The lower commodity price environment has put technology at the forefront of many oil and gas companies’ agendas to help bring down costs associated with traditionally high-cost offshore developments. Like other parts of the industry, providers of robotics such as ROVs saw vessel utilization fall as deepwater vessel activity, particularly floaters, dropped. But slowly improving offshore market conditions coupled with the push for sustainable cost savings, increased efficiency and technology that accomplishes both could steer operators of subsea developments closer to robotics.

Meanwhile, innovation continues, including in the area of powering untethered vehicles.

“We’re figuring out how to scavenge energy from the ocean environment,” said Bellingham, noting this includes wind, solar and wave energy.

He highlighted the Wave Glider, an unmanned, remotely piloted marine AUV that is powered by waves. The hybrid sea surface and underwater vehicle, which collects and transmits data in real time, was developed a few years ago by Liquids Robotics Inc., now a Boeing Co., and Schlumberger. Its boards, which resemble Venetian blinds, hang below the surfboard and convert wave power to move the vessel.

“The Wave Glider system is now considered a proven system, and people now design entire observation strategies around using a little vehicle with a Venetian binder instead of putting together a whole mooring, which might be a million-dollar mooring,” Bellingham told SEN.

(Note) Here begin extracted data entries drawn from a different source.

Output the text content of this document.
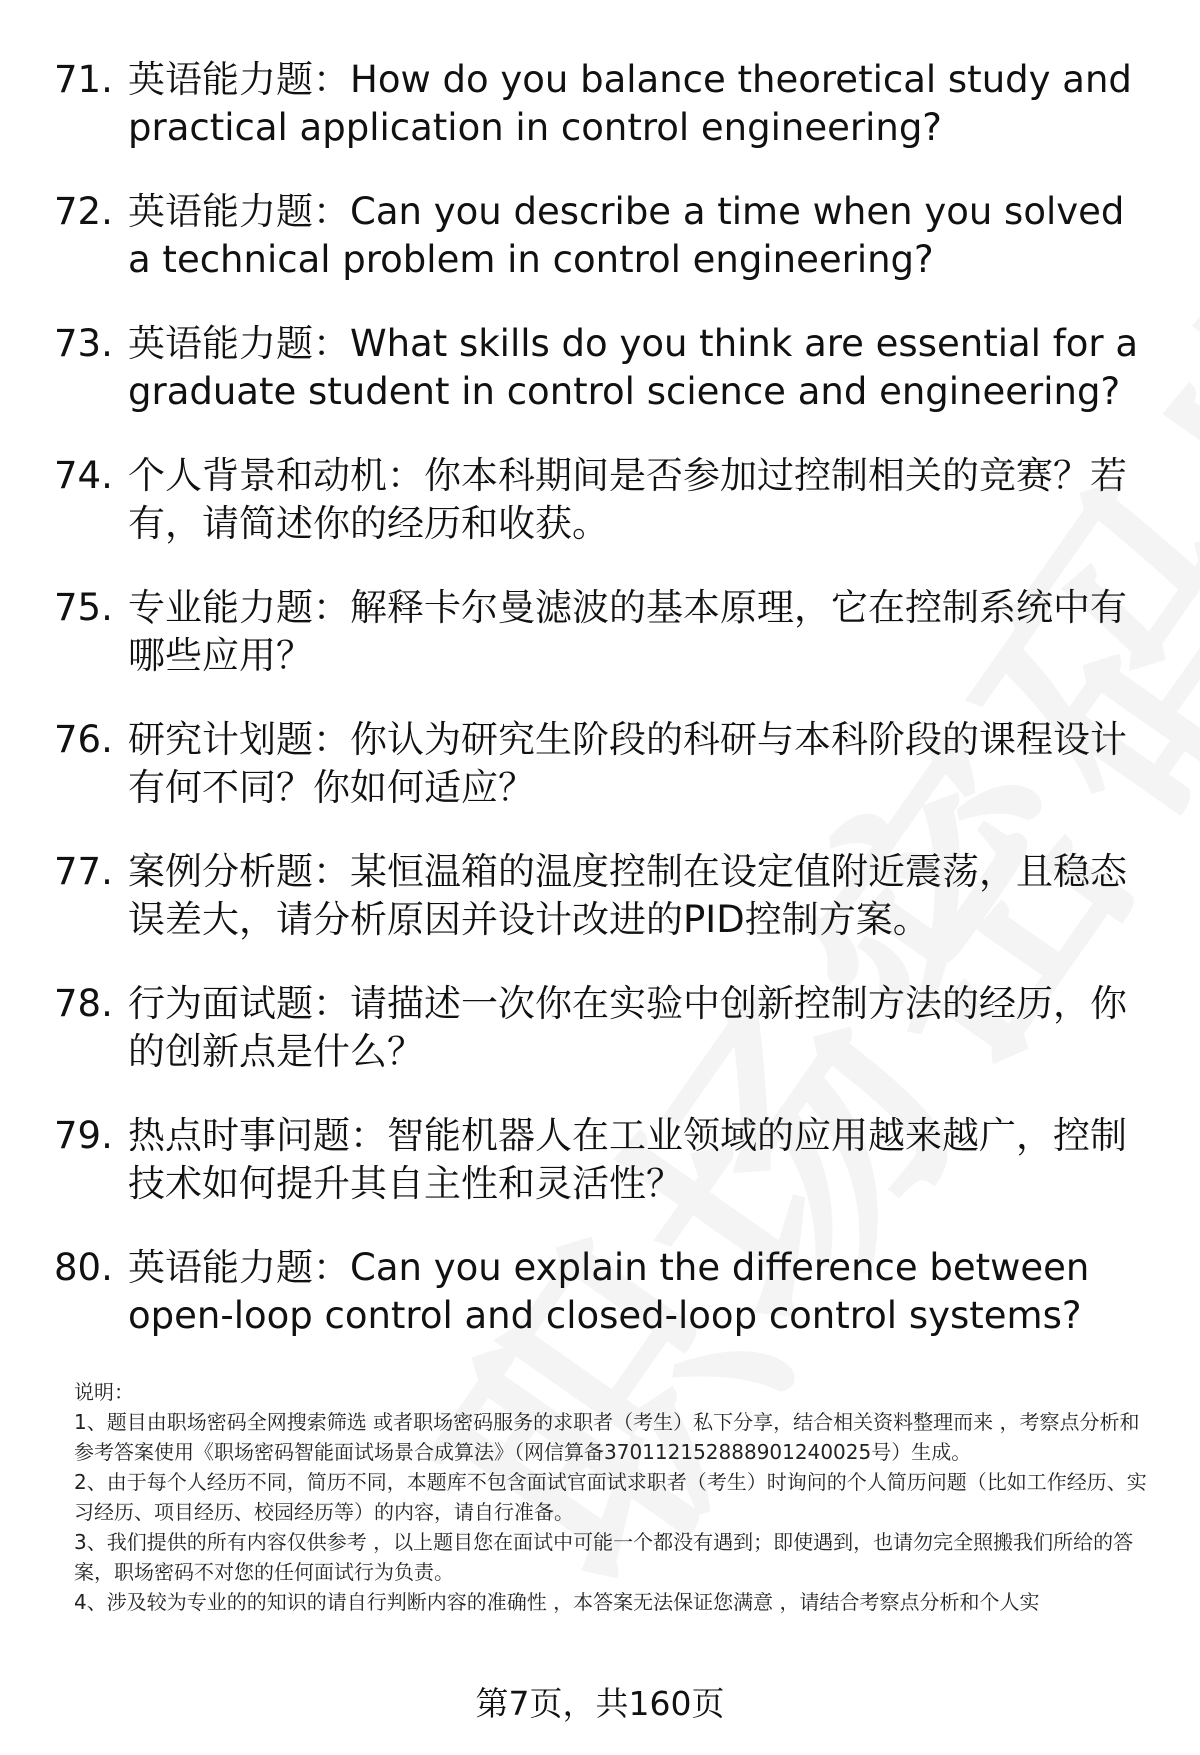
71. 英语能力题：How do you balance theoretical study and practical application in control engineering?
72. 英语能力题：Can you describe a time when you solved a technical problem in control engineering?
73. 英语能力题：What skills do you think are essential for a graduate student in control science and engineering?
74. 个人背景和动机：你本科期间是否参加过控制相关的竞赛？若有，请简述你的经历和收获。
75. 专业能力题：解释卡尔曼滤波的基本原理，它在控制系统中有哪些应用？
76. 研究计划题：你认为研究生阶段的科研与本科阶段的课程设计有何不同？你如何适应？
77. 案例分析题：某恒温箱的温度控制在设定值附近震荡，且稳态误差大，请分析原因并设计改进的PID控制方案。
78. 行为面试题：请描述一次你在实验中创新控制方法的经历，你的创新点是什么？
79. 热点时事问题：智能机器人在工业领域的应用越来越广，控制技术如何提升其自主性和灵活性？
80. 英语能力题：Can you explain the difference between open-loop control and closed-loop control systems?

说明：

1、题目由职场密码全网搜索筛选 或者职场密码服务的求职者（考生）私下分享，结合相关资料整理而来 ，考察点分析和参考答案使用《职场密码智能面试场景合成算法》（网信算备370112152888901240025号）生成。

2、由于每个人经历不同，简历不同，本题库不包含面试官面试求职者（考生）时询问的个人简历问题（比如工作经历、实习经历、项目经历、校园经历等）的内容，请自行准备。

3、我们提供的所有内容仅供参考 ，以上题目您在面试中可能一个都没有遇到；即使遇到，也请勿完全照搬我们所给的答案，职场密码不对您的任何面试行为负责。

4、涉及较为专业的的知识的请自行判断内容的准确性 ，本答案无法保证您满意 ，请结合考察点分析和个人实

第7页，共160页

Besides wave-powered systems, there are also systems that power themselves off thermal differences in the ocean, he explained, while another is basically a biofuel cell that generates small amounts of electricity from microbial communities in the seafloor. One group has even figured out how to cultivate energy from these microbial communities into a battery to increase power output, he said. All of this creates the ability to charge robots at docking stations on the seafloor.

“These are all kind of crazy things that 10 years ago I think most of us in the robotics community wouldn’t have believed were going to exist,” Bellingham said. “Now they are actually out there operating. A combination of them gives you the ability to build a large system in the ocean environment.”

Bellingham shared the story of how a field program offshore California focused on measuring ocean conditions and currents used 20 robotic systems—some with lots of sensors and other slower systems with longer endurances—taking more measurements in two weeks than the rest of the entire oceanographic fleet combined in a year.

However, being near existing infrastructure has its advantages.

“In the oil and gas field we have a lot of power. The whole thing is basically wired, so why wouldn’t you take advantage of that with your underwater vehicles,” he said. “If your vehicle can get close to wired infrastructure, it can effectively become a tethered vehicle but tethered with an optical link rather than a hard physical link. That in turn opens up the opportunities for these resident platforms in the ocean.”

Bellingham agrees that the focus on technology could put robotics in the spotlight.

“There are other applications where you begin to join the surface platforms to undersea platforms, and that’s kind of the frontier, where we start using [vehicles] synergistically. … In the scientific industry, we’ve been doing this for a while,” he said. But moving deeper into oil and gas, after demonstrating the potential of robotics through prototypes and creating a real system, “we have to have a better understanding of the market and mesh it with emerging needs, infrastructure and the philosophy of offshore oil and gas.”